Removing carbon dioxide from the atmosphere

Green plants remove carbon dioxide from the atmosphere by photosynthesis [photosynthesis: The chemical change that occurs in the leaves of green plants. It uses light energy to convert carbon dioxide and water into glucose. Oxygen is produced as a by-product of photosynthesis. ]. The carbon becomes part of complex molecules such as proteins, fats and carbohydrates in the plants.

Returning carbon dioxide to the atmosphere

Organisms return carbon dioxide to the atmosphere by respiration [respiration: Chemical change that takes place inside living cells, which uses glucose and oxygen to produce the energy organisms need to live. Carbon dioxide is a by-product of respiration ]. It is not just animals that respire. Plants and microorganisms do, too.

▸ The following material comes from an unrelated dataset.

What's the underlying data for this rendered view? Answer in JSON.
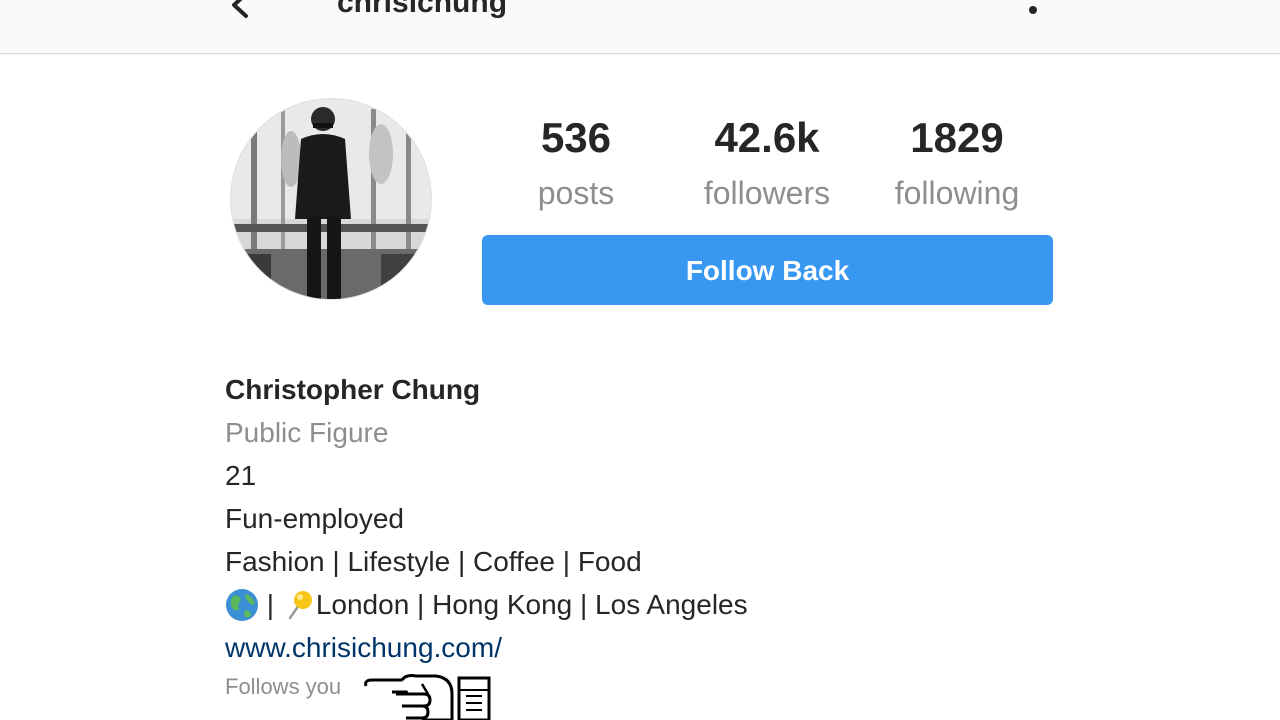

Passing carbon from one organism to the next

When an animal eats a plant, carbon from the plant becomes part of the fats and proteins in the animal. Microorganisms and some animals feed on waste material from animals, and the remains of dead animals and plants. The carbon then becomes part of these microorganisms and detritus feeders.

The slideshow should help you to understand how the cycle works.

Materials from living things decay because they are digested by microorganisms. This process happens faster in warm, moist conditions with plenty of oxygen. Decay can be very slow in cold, dry conditions, and when there is a shortage of oxygen.